Installation and setup
There are three main ways of installing MythTV: compile from source, install packages from your distro's repository on to an existing Linux system or install a MythTV-enabled distro. We'll be working with the latter option, although you can still follow the rest of this if you go down one of the other routes.
Mythbuntu is basically Xubuntu with MythTV added and much of the other software removed. As such, it can still be used as the basis for a standard desktop, too, simply by installing a few extra packages.
We won't go through the details of installation, because it's just the familiar Ubuntu installer in a different colour. It will, however, ask you the type of installation you want. Normally, you'd choose a combined front-end/back-end, a primary back-end or a front-end - secondary back-ends involve more complexity than we've got space to deal with here.
Mythbuntu 10.10, the latest version at the time of writing, comes with MythTV 0.23, but we'll be using 0.24 for the rest of this feature, so your first step is to upgrade. Once you've booted into Mythbuntu, press Esc to exit MythTV, point your browser at www.mythbuntu.org/auto-builds and install the mythbuntu-repos package. The update manager will then install 0.24.
Once you have MythTV 0.24 installed, you need to set up the back-end by running mythtv-setup on it. In Mythbuntu, you can find this in Applications > System > MythTV Backend Setup. If you're using a separate back-end tucked away out of sight, you can use VNC to connect and run mythtv-setup - which means that the back-end will still need a desktop.
You can also use the following SSH command, which will run the setup program on the back-end, but display its window on your desktop:
ssh -Y user@mythbe mythtv-setup
1. Configure main options
Work through the seven MythTV sections one by one. The mouse won't be visible, but you can use the Up and Down keys to move between options and the Left and Right keys to change them. The help text for each item will be shown at the bottom of the screen.
2. Set your frequency
The most important items in the General settings are on the Locale page, where you set the TV standard and frequency table.

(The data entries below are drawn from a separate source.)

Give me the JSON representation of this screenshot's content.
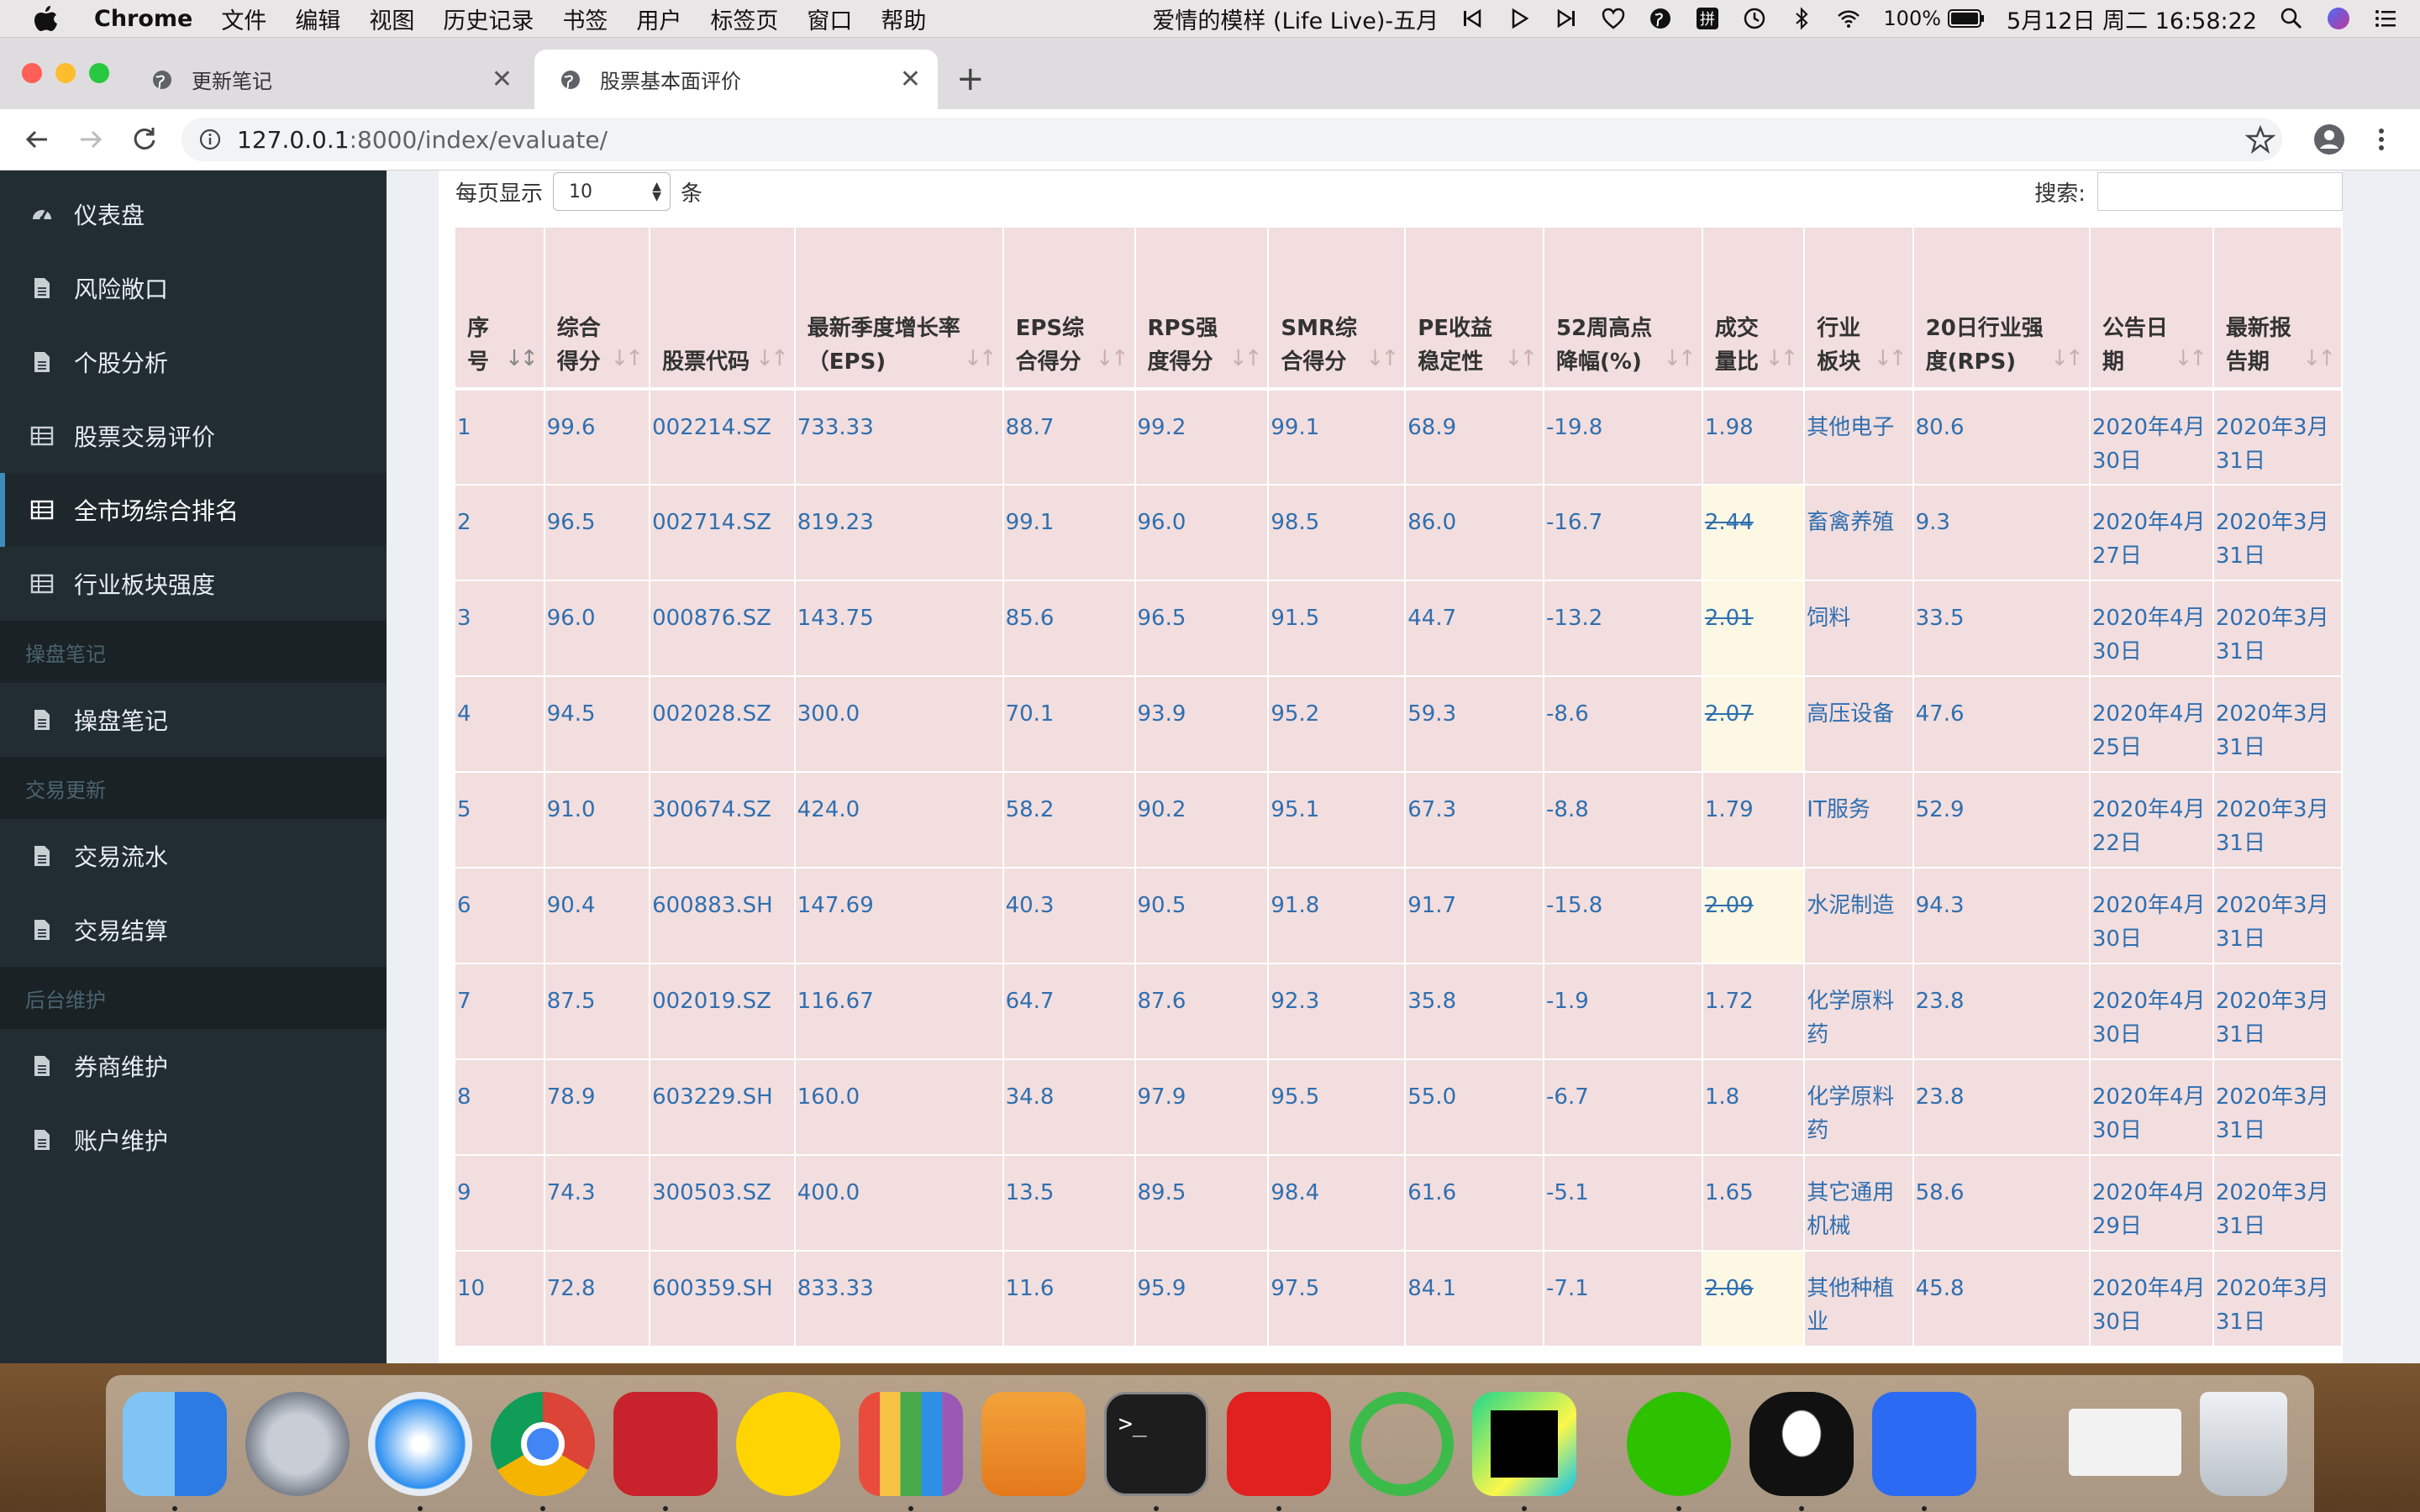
{
  "menubar": {
    "app": "Chrome",
    "menus": [
      "文件",
      "编辑",
      "视图",
      "历史记录",
      "书签",
      "用户",
      "标签页",
      "窗口",
      "帮助"
    ],
    "now_playing": "爱情的模样 (Life Live)-五月",
    "battery": "100%",
    "datetime": "5月12日 周二  16:58:22"
  },
  "tabs": [
    {
      "title": "更新笔记",
      "active": false
    },
    {
      "title": "股票基本面评价",
      "active": true
    }
  ],
  "address": {
    "host": "127.0.0.1",
    "path": ":8000/index/evaluate/"
  },
  "sidebar": {
    "items_top": [
      "仪表盘",
      "风险敞口",
      "个股分析",
      "股票交易评价",
      "全市场综合排名",
      "行业板块强度"
    ],
    "active_item": "全市场综合排名",
    "section_notes": "操盘笔记",
    "notes_item": "操盘笔记",
    "section_trade": "交易更新",
    "trade_items": [
      "交易流水",
      "交易结算"
    ],
    "section_admin": "后台维护",
    "admin_items": [
      "券商维护",
      "账户维护"
    ]
  },
  "table_controls": {
    "length_label_pre": "每页显示",
    "length_value": "10",
    "length_label_post": "条",
    "search_label": "搜索:"
  },
  "table": {
    "columns": [
      "序号",
      "综合得分",
      "股票代码",
      "最新季度增长率（EPS)",
      "EPS综合得分",
      "RPS强度得分",
      "SMR综合得分",
      "PE收益稳定性",
      "52周高点降幅(%)",
      "成交量比",
      "行业板块",
      "20日行业强度(RPS)",
      "公告日期",
      "最新报告期"
    ],
    "rows": [
      [
        "1",
        "99.6",
        "002214.SZ",
        "733.33",
        "88.7",
        "99.2",
        "99.1",
        "68.9",
        "-19.8",
        "1.98",
        "其他电子",
        "80.6",
        "2020年4月30日",
        "2020年3月31日"
      ],
      [
        "2",
        "96.5",
        "002714.SZ",
        "819.23",
        "99.1",
        "96.0",
        "98.5",
        "86.0",
        "-16.7",
        "2.44",
        "畜禽养殖",
        "9.3",
        "2020年4月27日",
        "2020年3月31日"
      ],
      [
        "3",
        "96.0",
        "000876.SZ",
        "143.75",
        "85.6",
        "96.5",
        "91.5",
        "44.7",
        "-13.2",
        "2.01",
        "饲料",
        "33.5",
        "2020年4月30日",
        "2020年3月31日"
      ],
      [
        "4",
        "94.5",
        "002028.SZ",
        "300.0",
        "70.1",
        "93.9",
        "95.2",
        "59.3",
        "-8.6",
        "2.07",
        "高压设备",
        "47.6",
        "2020年4月25日",
        "2020年3月31日"
      ],
      [
        "5",
        "91.0",
        "300674.SZ",
        "424.0",
        "58.2",
        "90.2",
        "95.1",
        "67.3",
        "-8.8",
        "1.79",
        "IT服务",
        "52.9",
        "2020年4月22日",
        "2020年3月31日"
      ],
      [
        "6",
        "90.4",
        "600883.SH",
        "147.69",
        "40.3",
        "90.5",
        "91.8",
        "91.7",
        "-15.8",
        "2.09",
        "水泥制造",
        "94.3",
        "2020年4月30日",
        "2020年3月31日"
      ],
      [
        "7",
        "87.5",
        "002019.SZ",
        "116.67",
        "64.7",
        "87.6",
        "92.3",
        "35.8",
        "-1.9",
        "1.72",
        "化学原料药",
        "23.8",
        "2020年4月30日",
        "2020年3月31日"
      ],
      [
        "8",
        "78.9",
        "603229.SH",
        "160.0",
        "34.8",
        "97.9",
        "95.5",
        "55.0",
        "-6.7",
        "1.8",
        "化学原料药",
        "23.8",
        "2020年4月30日",
        "2020年3月31日"
      ],
      [
        "9",
        "74.3",
        "300503.SZ",
        "400.0",
        "13.5",
        "89.5",
        "98.4",
        "61.6",
        "-5.1",
        "1.65",
        "其它通用机械",
        "58.6",
        "2020年4月29日",
        "2020年3月31日"
      ],
      [
        "10",
        "72.8",
        "600359.SH",
        "833.33",
        "11.6",
        "95.9",
        "97.5",
        "84.1",
        "-7.1",
        "2.06",
        "其他种植业",
        "45.8",
        "2020年4月30日",
        "2020年3月31日"
      ]
    ],
    "highlight_rows": [
      2,
      3,
      4,
      6,
      10
    ]
  },
  "colors": {
    "sidebar_bg": "#222d32",
    "accent": "#3c8dbc",
    "row_bg": "#f2dede",
    "highlight_bg": "#fcf8e3",
    "link": "#2f6fb0"
  },
  "dock": [
    "finder-icon",
    "launchpad-icon",
    "safari-icon",
    "chrome-icon",
    "poker-icon",
    "qqmusic-icon",
    "numbers-icon",
    "pages-icon",
    "terminal-icon",
    "youdao-icon",
    "circle-app-icon",
    "pycharm-icon",
    "wechat-icon",
    "qq-icon",
    "lark-icon",
    "chrome-window-thumbnail",
    "trash-icon"
  ]
}
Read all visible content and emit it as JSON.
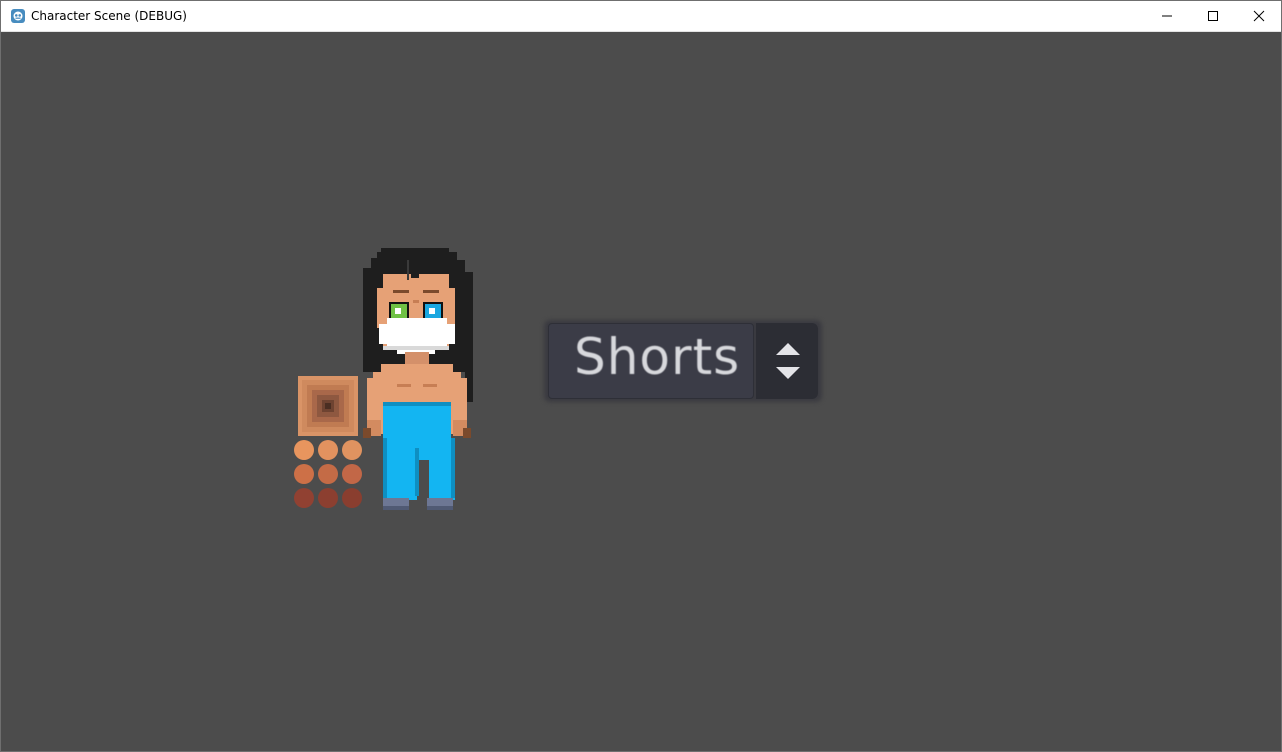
{
  "window": {
    "title": "Character Scene (DEBUG)",
    "icon": "godot-engine-icon",
    "controls": [
      "minimize-icon",
      "maximize-icon",
      "close-icon"
    ]
  },
  "scene": {
    "background_color": "#4c4c4c",
    "clothing_option": {
      "selected": "Shorts",
      "arrow_icon": "up-down-arrows-icon"
    },
    "skin_tone_swatches": [
      "#e8955e",
      "#e2925f",
      "#e09360",
      "#cd7047",
      "#c46b46",
      "#c26747",
      "#914132",
      "#8c3f30",
      "#8a3e2f"
    ],
    "character_colors": {
      "hair": "#1e1e1e",
      "skin": "#e6a176",
      "pants": "#13b5f2",
      "mask": "#ffffff",
      "eye_left": "#6fc144",
      "eye_right": "#1aa7e0",
      "shoes": "#6d7794"
    }
  }
}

These should be PAL-I and Europe West in the UK. If you don't know your region's settings, check MythTV's wiki.
3. Add capture cards
In the Capture Card Setup section, set the card type at the top - if you have multiple cards, repeat this, picking a different device each time. DVB cards appear under /dev/dvb, whereas most other types appear under /dev/video*.
4. Source video streams
You now need to set up a video source type - if there isn't already a DVB source present, create one. Attach each of your capture cards to a video source. You can also set up listings grabbing here, which may involve setting up an XMLTV file.
5. Scan for channels
The Channel Editor is where you grab the list of available channels. Select Channel Scan, make sure it's set to the correct region and leave it for a couple of minutes to do its stuff. You can edit the channel list later to remove any you don't want.
6. Direct your saves
Finally, you need to tell MythTV where to save your recordings, so specify one or more directories. If you choose multiple locations, it will use them according to available space and load balancing.